Hemp pilot program to get back on track with funding restored
A small cluster of hemp plants are all that remain in a greenhouse that once held over 1000 samples of various strains: This is the new starting point for Alaska's industrial hemp pilot program.
The Alaska Plant Material Center in Palmer is currently working to restore it's diminished stock of hemp. The original crop was destroyed when budget cuts resulted in the loss of the employees needed to care for the plants.
Rob Carter manages the PMC. He says there's enough left to save the hemp program the trouble of having to restart from scratch.
"We made the decision to cut it down to a few samples of the varieties we had, just in case. Glad we did," Carter told KTUU. "This is an impressive stock that's not been well cared for. We're standing here next to plants that are over 9 feet tall and I don't think I've been in here to touch them in seven days."
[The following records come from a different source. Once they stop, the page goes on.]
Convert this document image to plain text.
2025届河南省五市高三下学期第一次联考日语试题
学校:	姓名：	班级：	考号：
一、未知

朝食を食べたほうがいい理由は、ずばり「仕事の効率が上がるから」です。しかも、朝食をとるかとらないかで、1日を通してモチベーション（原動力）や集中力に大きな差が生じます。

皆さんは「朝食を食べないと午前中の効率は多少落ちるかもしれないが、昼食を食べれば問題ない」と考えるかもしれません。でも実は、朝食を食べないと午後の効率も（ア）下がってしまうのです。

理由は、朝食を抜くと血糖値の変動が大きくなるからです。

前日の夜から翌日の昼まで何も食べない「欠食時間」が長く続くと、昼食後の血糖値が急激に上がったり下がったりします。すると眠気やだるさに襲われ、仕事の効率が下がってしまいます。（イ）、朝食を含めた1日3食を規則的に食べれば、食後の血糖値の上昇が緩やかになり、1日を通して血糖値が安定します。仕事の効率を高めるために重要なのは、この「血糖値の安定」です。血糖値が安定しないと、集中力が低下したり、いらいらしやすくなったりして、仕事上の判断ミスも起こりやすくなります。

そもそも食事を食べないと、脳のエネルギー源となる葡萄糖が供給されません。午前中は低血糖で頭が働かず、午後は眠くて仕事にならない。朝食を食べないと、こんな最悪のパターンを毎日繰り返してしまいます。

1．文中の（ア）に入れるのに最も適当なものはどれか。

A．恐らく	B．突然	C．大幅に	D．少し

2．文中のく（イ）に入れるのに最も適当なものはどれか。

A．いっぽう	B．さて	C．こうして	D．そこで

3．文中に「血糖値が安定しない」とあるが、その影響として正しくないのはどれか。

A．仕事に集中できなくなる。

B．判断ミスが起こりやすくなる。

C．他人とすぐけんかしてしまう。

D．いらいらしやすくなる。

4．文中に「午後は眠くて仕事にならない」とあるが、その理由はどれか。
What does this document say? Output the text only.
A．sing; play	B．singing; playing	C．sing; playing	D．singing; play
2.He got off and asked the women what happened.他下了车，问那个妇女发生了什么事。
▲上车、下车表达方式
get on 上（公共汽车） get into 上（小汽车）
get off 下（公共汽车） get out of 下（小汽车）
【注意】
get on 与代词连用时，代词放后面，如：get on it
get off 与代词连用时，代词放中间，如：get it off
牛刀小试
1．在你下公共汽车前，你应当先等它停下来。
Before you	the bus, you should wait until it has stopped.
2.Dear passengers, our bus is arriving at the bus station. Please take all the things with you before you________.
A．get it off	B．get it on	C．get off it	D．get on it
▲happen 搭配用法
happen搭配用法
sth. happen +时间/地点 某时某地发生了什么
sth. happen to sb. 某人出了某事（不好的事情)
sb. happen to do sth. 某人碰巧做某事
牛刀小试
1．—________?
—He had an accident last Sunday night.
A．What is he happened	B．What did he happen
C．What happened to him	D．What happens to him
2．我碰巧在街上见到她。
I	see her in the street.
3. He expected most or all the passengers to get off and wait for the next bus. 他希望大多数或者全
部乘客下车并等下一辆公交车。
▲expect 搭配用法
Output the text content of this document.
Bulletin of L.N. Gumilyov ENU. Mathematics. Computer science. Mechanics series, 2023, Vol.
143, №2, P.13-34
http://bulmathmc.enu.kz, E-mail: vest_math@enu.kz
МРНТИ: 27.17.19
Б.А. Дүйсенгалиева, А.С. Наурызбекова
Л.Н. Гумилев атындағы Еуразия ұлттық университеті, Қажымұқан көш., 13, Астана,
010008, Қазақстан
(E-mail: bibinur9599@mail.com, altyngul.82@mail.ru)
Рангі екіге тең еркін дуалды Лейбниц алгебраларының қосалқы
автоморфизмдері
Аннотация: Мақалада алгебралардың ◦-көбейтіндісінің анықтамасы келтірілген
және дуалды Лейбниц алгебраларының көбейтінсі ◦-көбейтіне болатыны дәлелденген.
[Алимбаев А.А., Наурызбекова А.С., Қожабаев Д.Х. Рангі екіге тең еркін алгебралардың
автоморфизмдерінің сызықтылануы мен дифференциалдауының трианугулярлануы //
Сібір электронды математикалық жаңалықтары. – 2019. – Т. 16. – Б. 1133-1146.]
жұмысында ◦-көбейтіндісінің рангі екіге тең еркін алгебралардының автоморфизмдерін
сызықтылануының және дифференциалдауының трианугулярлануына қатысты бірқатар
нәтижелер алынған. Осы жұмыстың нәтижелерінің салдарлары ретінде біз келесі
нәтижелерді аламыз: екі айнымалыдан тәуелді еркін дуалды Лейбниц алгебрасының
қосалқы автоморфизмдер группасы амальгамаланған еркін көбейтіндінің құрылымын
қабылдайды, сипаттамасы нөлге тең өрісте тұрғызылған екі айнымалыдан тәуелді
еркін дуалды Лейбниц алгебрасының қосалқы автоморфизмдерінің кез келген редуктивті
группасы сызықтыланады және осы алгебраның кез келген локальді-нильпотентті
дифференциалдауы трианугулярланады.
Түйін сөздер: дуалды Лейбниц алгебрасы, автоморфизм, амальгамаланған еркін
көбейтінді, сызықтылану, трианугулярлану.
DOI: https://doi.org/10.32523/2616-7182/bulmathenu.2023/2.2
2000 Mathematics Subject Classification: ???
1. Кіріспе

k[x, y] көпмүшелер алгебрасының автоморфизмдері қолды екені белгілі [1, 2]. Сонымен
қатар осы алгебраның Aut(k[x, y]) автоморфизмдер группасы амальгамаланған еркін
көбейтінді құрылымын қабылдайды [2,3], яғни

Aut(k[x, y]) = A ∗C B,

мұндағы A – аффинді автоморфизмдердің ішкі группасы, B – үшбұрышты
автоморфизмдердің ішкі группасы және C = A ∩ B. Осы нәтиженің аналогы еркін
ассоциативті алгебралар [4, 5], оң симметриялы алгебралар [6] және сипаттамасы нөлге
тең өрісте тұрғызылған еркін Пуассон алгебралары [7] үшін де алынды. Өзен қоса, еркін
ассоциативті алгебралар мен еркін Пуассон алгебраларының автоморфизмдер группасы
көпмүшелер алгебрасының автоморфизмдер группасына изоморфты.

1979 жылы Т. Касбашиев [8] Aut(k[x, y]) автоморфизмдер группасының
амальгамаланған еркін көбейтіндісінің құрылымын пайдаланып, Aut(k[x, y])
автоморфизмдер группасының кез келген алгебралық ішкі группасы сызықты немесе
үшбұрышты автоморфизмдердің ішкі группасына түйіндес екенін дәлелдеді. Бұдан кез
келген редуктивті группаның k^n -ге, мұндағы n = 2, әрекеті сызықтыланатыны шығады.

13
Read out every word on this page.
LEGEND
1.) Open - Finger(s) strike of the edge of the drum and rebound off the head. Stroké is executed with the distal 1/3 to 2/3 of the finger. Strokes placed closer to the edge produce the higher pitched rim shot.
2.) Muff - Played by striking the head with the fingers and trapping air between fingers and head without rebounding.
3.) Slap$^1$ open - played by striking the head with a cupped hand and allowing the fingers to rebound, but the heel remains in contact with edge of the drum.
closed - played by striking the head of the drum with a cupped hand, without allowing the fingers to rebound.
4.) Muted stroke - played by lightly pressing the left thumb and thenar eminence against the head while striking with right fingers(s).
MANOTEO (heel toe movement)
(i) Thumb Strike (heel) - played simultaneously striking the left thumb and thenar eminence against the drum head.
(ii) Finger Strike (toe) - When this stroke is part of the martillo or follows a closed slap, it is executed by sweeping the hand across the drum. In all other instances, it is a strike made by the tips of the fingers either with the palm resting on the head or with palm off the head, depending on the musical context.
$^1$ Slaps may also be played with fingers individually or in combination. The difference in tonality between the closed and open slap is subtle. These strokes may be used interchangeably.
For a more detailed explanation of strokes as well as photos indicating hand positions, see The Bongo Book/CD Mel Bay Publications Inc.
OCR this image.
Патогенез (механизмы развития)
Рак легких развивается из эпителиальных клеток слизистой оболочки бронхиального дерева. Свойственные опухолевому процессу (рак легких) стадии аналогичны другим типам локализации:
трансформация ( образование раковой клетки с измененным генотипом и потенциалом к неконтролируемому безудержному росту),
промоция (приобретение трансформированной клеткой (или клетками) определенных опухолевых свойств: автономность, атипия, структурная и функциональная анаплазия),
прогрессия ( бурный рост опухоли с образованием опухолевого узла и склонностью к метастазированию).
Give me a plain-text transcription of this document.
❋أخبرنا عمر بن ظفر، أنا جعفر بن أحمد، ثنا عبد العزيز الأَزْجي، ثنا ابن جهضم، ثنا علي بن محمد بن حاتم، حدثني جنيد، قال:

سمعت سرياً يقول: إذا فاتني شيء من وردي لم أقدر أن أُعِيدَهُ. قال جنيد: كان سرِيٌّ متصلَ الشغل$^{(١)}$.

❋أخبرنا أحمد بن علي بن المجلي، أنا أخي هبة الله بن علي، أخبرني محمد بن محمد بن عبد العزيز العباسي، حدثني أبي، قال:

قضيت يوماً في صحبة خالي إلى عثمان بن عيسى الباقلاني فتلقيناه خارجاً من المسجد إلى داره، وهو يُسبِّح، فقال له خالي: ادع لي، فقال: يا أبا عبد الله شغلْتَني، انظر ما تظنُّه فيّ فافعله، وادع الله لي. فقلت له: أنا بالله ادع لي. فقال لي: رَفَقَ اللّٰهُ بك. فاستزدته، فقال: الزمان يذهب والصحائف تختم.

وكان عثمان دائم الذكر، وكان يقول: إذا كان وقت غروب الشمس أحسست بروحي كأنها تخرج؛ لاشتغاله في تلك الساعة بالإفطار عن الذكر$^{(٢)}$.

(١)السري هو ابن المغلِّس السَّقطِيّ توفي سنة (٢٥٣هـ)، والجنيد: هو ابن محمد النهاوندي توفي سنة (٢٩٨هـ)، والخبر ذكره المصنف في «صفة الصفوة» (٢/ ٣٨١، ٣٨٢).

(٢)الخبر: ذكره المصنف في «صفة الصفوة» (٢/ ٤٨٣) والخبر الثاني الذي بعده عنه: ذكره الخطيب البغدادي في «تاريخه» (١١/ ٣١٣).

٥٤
The PMC is currently using an in-vitro process to replenish its hemp samples. This allows quick turnaround, turning one plant into five over a 14 to 21-day cycles. It's good news for farmers who are interested in being involved in the test program, which could launch as early as next year. A draft copy of the rules for the pilot were released months ago. Now that the public comment period is over, Carter is optimistic that the agencies involved might reach a final set of regulations by the end of this year.
"I'd love to see it done by them," he said. "We could see our first applications as early as next January and maybe even some indoor crops that spring."